Wednesday, March 17, 2010

I have a booby baby.

I breastfeed my daughter. I believe that it is the best thing for her. I also believe that in America we have a problem with breastfeeding. It seems that many American's have bought into the idea that spending money on their child means better care for their child. That some how the TV is right and formula is just as good as breastmilk so the more expensive the formula the better for baby and the better parent you are.
I don't want to be militant about it. But we are a country of extremes. Either things are all good or all bad and if you have a voice in the middle you are basically lost. I do know there are women that for one reason or another cannot breastfeed but formula is still not the next best choice. However, I also understand that the next best choice, someone else's milk, can be difficult to find.
Formula is so easy. You go to Walmart, or where ever, pick it up, put in a bottle, add water and shake. Feeding can be accomplished. If that is too difficult, you can buy premixed formula that you just add to a bottle.
For me, breastfeeding was the only option. Why should I line the pockets of formula manufacturers? Formula is expensive! I'm not poor, thank God, but I'm not rich either and spending my hard earned money on formula when I can make milk for free just make sense to me.
I have the right and in my own opinion the obligation to breastfeed my child to the best of my ability. Even just an few ounces of breastmilk is better than no breastmilk. I say stick to the man and booby feed your baby. Come one people if Kendra from Girls Next Door can do it with implants then those of us with real jobs and real boobs can do it too!

Monday, March 15, 2010

Babywearing, it's not just for hippies!

I'm a babywearer. I didn't know it was a thing. I just figured that I didn't want people touching my baby but carrying her all day just didn't seem like something I could do so I discovered babywearing. I wrap my Moby wrap around my body, I place my baby in the hug hold and off we go.
I didn't think that people would think it was weird or that it was a new concept. I've seen lots of pictures of Mexican and African women with a baby strapped to their backs so babywearing isn't anything new. I guess it's not been a very big thing here in the US.
I love answering questions about my wrap. People stop and ask where I bought it. I think the funniest question I've had was, "Do you do it because of your culture?" I'm glad that people feel comfortable enough to ask me. I want more people to see just how wonderful babywearing can be.
I have also noticed the jealous looks I get when I have Audrey in the Moby. This is especially true at church and the mall. I see women with a baby in their arms, plus carrying their purse and diaper bags. They see me with my hands-free. Trust me, having my baby in a wrap is the only way to go. I know exactly where she is and how she is doing. I love it.
Maybe babywearing isn't for everybody but it definitely the way for Audrey and me.

Thursday, March 11, 2010

Who's baby is it anyways?

I've heard it many times that advice is people just remembering their own struggles but it is getting out of control! One wise teacher told me at my shower that I had to keep in mind that I was raising my baby not the doctor's or anyone else so stick to your own instincts. I think I'm doing a pretty good job of that, so far but I have lots of people trying to tell me that what I'm doing is wrong! That I'll be sorry later. So here is the list of my parenting sins according to "people who know."
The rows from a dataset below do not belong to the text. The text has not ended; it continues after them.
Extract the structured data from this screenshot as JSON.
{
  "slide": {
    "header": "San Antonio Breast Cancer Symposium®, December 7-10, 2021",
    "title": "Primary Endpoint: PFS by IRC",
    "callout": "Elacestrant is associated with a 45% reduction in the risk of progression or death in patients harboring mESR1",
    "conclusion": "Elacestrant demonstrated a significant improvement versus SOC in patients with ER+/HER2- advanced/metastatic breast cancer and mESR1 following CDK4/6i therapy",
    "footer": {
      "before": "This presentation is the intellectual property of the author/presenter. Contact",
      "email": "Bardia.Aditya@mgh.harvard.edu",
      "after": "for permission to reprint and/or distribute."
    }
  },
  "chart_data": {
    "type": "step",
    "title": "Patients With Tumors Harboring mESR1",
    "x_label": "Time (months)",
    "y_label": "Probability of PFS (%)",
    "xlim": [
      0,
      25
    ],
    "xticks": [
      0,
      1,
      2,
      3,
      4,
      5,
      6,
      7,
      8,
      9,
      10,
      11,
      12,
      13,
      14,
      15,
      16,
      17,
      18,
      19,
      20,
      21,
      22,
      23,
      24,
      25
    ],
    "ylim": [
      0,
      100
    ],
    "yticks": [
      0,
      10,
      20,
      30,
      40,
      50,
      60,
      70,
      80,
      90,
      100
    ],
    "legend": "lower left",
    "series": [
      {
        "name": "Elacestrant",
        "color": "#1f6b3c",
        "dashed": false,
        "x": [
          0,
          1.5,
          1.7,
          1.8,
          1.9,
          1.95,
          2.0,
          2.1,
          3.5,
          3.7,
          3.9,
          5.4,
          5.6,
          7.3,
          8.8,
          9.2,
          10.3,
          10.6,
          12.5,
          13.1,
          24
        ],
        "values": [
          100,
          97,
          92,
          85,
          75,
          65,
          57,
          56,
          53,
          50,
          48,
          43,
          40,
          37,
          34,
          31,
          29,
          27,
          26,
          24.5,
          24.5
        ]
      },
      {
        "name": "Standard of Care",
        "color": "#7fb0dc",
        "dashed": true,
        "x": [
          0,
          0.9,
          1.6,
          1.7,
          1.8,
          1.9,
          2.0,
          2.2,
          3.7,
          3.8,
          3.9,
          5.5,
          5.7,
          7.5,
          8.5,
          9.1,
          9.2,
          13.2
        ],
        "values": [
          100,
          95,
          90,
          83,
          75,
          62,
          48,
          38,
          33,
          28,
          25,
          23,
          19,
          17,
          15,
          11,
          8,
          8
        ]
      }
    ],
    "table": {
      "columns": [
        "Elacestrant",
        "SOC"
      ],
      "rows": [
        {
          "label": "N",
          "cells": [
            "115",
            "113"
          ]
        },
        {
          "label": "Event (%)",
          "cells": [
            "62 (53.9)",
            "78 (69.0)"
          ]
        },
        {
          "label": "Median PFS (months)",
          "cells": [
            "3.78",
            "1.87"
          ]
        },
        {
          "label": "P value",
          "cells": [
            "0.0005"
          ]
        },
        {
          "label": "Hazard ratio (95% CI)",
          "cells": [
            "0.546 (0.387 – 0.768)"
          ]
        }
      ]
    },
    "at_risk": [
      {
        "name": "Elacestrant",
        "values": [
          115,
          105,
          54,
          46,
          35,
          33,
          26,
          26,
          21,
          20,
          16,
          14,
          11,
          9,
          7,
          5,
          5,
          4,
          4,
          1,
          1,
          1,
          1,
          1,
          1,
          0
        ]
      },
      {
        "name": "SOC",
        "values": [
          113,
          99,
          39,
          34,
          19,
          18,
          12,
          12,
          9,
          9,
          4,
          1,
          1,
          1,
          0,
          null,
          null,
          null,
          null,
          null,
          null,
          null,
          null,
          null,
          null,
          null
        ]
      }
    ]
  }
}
1. Co-sleeping - I have to admit that co-sleeping just happened. I didn't plan on it but now that we do co-sleep it is the best thing in the world! I don't get to spend much time with Audrey during the day since I work but night time is our time. I can hold her and nurse her and just in general be close. Maybe I will regret this decision in the future when she needs me to help her go to sleep but I'm willing to find out.
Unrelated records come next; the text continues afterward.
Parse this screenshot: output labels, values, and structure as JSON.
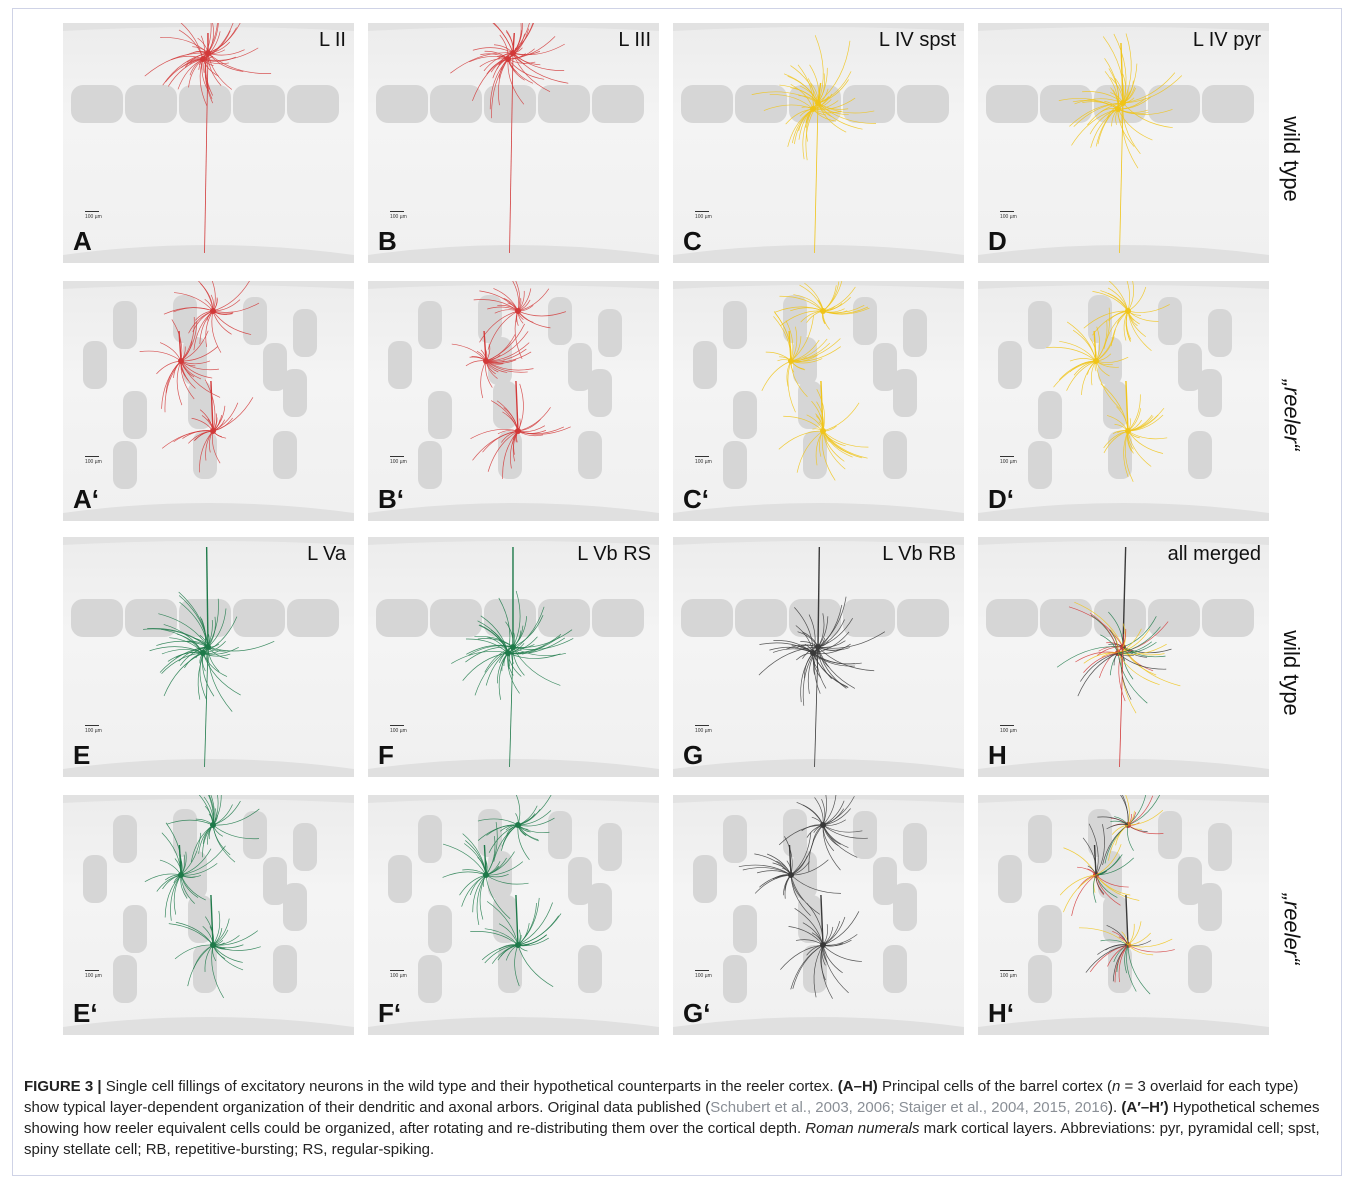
{
  "figure": {
    "panels": [
      {
        "id": "A",
        "letter": "A",
        "title": "L II",
        "palette": "red",
        "row": 0,
        "col": 0
      },
      {
        "id": "B",
        "letter": "B",
        "title": "L III",
        "palette": "red",
        "row": 0,
        "col": 1
      },
      {
        "id": "C",
        "letter": "C",
        "title": "L IV spst",
        "palette": "yellow",
        "row": 0,
        "col": 2
      },
      {
        "id": "D",
        "letter": "D",
        "title": "L IV pyr",
        "palette": "yellow",
        "row": 0,
        "col": 3
      },
      {
        "id": "A2",
        "letter": "A‘",
        "title": "",
        "palette": "red",
        "row": 1,
        "col": 0
      },
      {
        "id": "B2",
        "letter": "B‘",
        "title": "",
        "palette": "red",
        "row": 1,
        "col": 1
      },
      {
        "id": "C2",
        "letter": "C‘",
        "title": "",
        "palette": "yellow",
        "row": 1,
        "col": 2
      },
      {
        "id": "D2",
        "letter": "D‘",
        "title": "",
        "palette": "yellow",
        "row": 1,
        "col": 3
      },
      {
        "id": "E",
        "letter": "E",
        "title": "L Va",
        "palette": "green",
        "row": 2,
        "col": 0
      },
      {
        "id": "F",
        "letter": "F",
        "title": "L Vb RS",
        "palette": "green",
        "row": 2,
        "col": 1
      },
      {
        "id": "G",
        "letter": "G",
        "title": "L Vb RB",
        "palette": "gray",
        "row": 2,
        "col": 2
      },
      {
        "id": "H",
        "letter": "H",
        "title": "all merged",
        "palette": "mixed",
        "row": 2,
        "col": 3
      },
      {
        "id": "E2",
        "letter": "E‘",
        "title": "",
        "palette": "green",
        "row": 3,
        "col": 0
      },
      {
        "id": "F2",
        "letter": "F‘",
        "title": "",
        "palette": "green",
        "row": 3,
        "col": 1
      },
      {
        "id": "G2",
        "letter": "G‘",
        "title": "",
        "palette": "gray",
        "row": 3,
        "col": 2
      },
      {
        "id": "H2",
        "letter": "H‘",
        "title": "",
        "palette": "mixed",
        "row": 3,
        "col": 3
      }
    ],
    "scale_label": "100 µm",
    "row_labels": [
      "wild type",
      "„reeler“",
      "wild type",
      "„reeler“"
    ],
    "colors": {
      "red": "#d23a3a",
      "yellow": "#f0c419",
      "green": "#1f7a4a",
      "gray": "#3a3a3a",
      "barrel": "#d6d6d6"
    }
  },
  "caption": {
    "label": "FIGURE 3 |",
    "text1": " Single cell fillings of excitatory neurons in the wild type and their hypothetical counterparts in the reeler cortex. ",
    "bold1": "(A–H)",
    "text2": " Principal cells of the barrel cortex (",
    "n_eq": "n",
    "text3": " = 3 overlaid for each type) show typical layer-dependent organization of their dendritic and axonal arbors. Original data published (",
    "refs": "Schubert et al., 2003, 2006; Staiger et al., 2004, 2015, 2016",
    "text4": "). ",
    "bold2": "(A′–H′)",
    "text5": " Hypothetical schemes showing how reeler equivalent cells could be organized, after rotating and re-distributing them over the cortical depth. ",
    "italic1": "Roman numerals",
    "text6": " mark cortical layers. Abbreviations: pyr, pyramidal cell; spst, spiny stellate cell; RB, repetitive-bursting; RS, regular-spiking."
  }
}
2. Breastfeeding - While no one is telling me not to breastfeed they do tend to have an opinion on my wanting to breastfeed for at least 2 years. And the fact that I'm not giving my baby cereal yet is just appalling. Sort of goes with the co-sleeping thing, "No wonder the baby isn't sleeping thur the night! You need to have her in her own crib and feed her rice cereal!"

3. Daddy-day-care - We are lucky enough that my husband can stay home with the baby. Rather than put her in day-care, Ray gets to keep her. He is a wonderful father and I think the extra time for bonding is good for both. He'll be starting graduate school in the fall so his time with her will become more limited. I am jealous of his chance to be with her all day but I'm proud of the fact that he does. I don't care what other people say. A man can actual take care of a baby.

I'm sure there are other sins but those are the three I hear the most about. I'm nice about it. I let people say their peace and then do what I think is best besides what was best for their child is not what is best for mine.